My driving reason for wanting Nima is to add an extra layer to my Swiss Cheese model for cross-contamination risk reduction. Swiss cheese model? This means creating multiple layers of defenses against hazards so that if one defense fails others succeed and the hazard does not cause an incident.
For example before I eat out at a new restaurant, here is what I do –
- Visit the restaurant website and search for information about their allergy free meals
- Search via Google and Trip Advisor looking for positive and negative reviews mentioning gluten
- Sometimes contact the venue in advance to inquire about their allergy free catering
- On arrival, identify myself as a celiac and quiz my server and sometimes the manager or chef
- On receipt of food check with the server that it is the gluten-free food I ordered
Nima would come in as an additional layer reducing even further the remaining risk.
I *really* want this and have in mind 3 very specific applications.
1. Dry Food Testing especially of ‘May Contain’ foods
After my coeliac diagnosis one of the most challenging foods for me to find a substitute for was protein powder.

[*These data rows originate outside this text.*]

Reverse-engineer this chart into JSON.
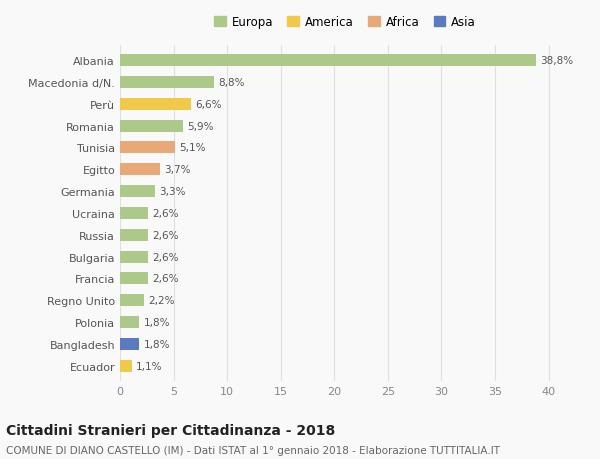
{
  "countries": [
    "Albania",
    "Macedonia d/N.",
    "Perù",
    "Romania",
    "Tunisia",
    "Egitto",
    "Germania",
    "Ucraina",
    "Russia",
    "Bulgaria",
    "Francia",
    "Regno Unito",
    "Polonia",
    "Bangladesh",
    "Ecuador"
  ],
  "values": [
    38.8,
    8.8,
    6.6,
    5.9,
    5.1,
    3.7,
    3.3,
    2.6,
    2.6,
    2.6,
    2.6,
    2.2,
    1.8,
    1.8,
    1.1
  ],
  "labels": [
    "38,8%",
    "8,8%",
    "6,6%",
    "5,9%",
    "5,1%",
    "3,7%",
    "3,3%",
    "2,6%",
    "2,6%",
    "2,6%",
    "2,6%",
    "2,2%",
    "1,8%",
    "1,8%",
    "1,1%"
  ],
  "continents": [
    "Europa",
    "Europa",
    "America",
    "Europa",
    "Africa",
    "Africa",
    "Europa",
    "Europa",
    "Europa",
    "Europa",
    "Europa",
    "Europa",
    "Europa",
    "Asia",
    "America"
  ],
  "colors": {
    "Europa": "#adc98a",
    "America": "#f0c84a",
    "Africa": "#e8a878",
    "Asia": "#5b7abf"
  },
  "legend_colors": {
    "Europa": "#adc98a",
    "America": "#f0c84a",
    "Africa": "#e8a878",
    "Asia": "#5b7abf"
  },
  "xlim": [
    0,
    42
  ],
  "xticks": [
    0,
    5,
    10,
    15,
    20,
    25,
    30,
    35,
    40
  ],
  "background_color": "#f9f9f9",
  "grid_color": "#e0e0e0",
  "title": "Cittadini Stranieri per Cittadinanza - 2018",
  "subtitle": "COMUNE DI DIANO CASTELLO (IM) - Dati ISTAT al 1° gennaio 2018 - Elaborazione TUTTITALIA.IT",
  "title_fontsize": 10,
  "subtitle_fontsize": 7.5,
  "bar_height": 0.55
}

I consumed quite a lot as I was a plant-based eater and a keen weight lifter. I discovered to dismay that whilst few protein powders deliberately contain gluten as an ingredient many are subject to cross-contamination risk. I eventually found Pulsin’ which is now a relative powerhouse of gluten-free powders and snack bars. In 2011 Pulsin’ was one of very few vendors offering a definitely gluten-free protein powder thanks to processing everything within their own 100% gluten free facility. Before that discovery I contacted numerous protein powder producers none of whom were certain of their own GF credentials. I also bought and used Gluten-In-Food Testing Kits from Immutest and found that several brands, including my own favourite, tested positive for greater than 20ppm gluten. These brands did not feature a “May Contain Gluten” warning.
Those Immutest Kits are tricky to use. A sample needs to be homogenized (blended) before being entered into a syringe and then carefully dripped onto a pad. Then there is a 10-15 minute wait for the results. The cost is just over £10 per kit.
I would like to occasionally test dry foods (flour, cocao, protein, sprouting seeds) and sauces and dips that I buy regularly.
2. Restaurant Testing
Quoting Ronald Reagan, “Trust but Verify”. Most venues offering gluten free meals are not 100% gluten-free and therefore safety is achieved via mitigation of cross-contamination risk. Kitchen protocols, staff training, separate surfaces and utensils. There are some venues that I trust sufficiently to eat but for which I would also welcome an added layer of assurance. I am thinking particularly of places offering things at risk of cross contamination if protocols are not rigorously followed such as toasted gluten free buns and fried foods.
3. Whilst Travelling
It is relatively easy to eat gluten free in London, at home and eating out. Travel, especially abroad, presents greater challenge and risk. Availability of gluten free foods. Familiarity with allergy safe food preparation. Language issues. Slices of my Swiss Cheese can go missing due to the non-availability of online menus and doubts about whether I have been able to communicate my needs effectively to a non-native English speaker.
Being able to test food served to me on planes, in restaurants, corporate catering and hotels would provide a very welcome extra layer of defense.
Do You Want This?
As much as I want Nima I can also understand why some people might not. Whilst far more affordable than any other option available to a consumer the one-use capsules still cost about £4.50 ($6). Some might argue that if there is any risk at all worth testing for then it is better not to eat the food. Others still might feel a little awkward about using Nima in public. I accept these reservations and believe there is still a valuable role for Nima in my own approach to eating safely.
Would you like to have Nima? If not, why? If yes, what would you use it for?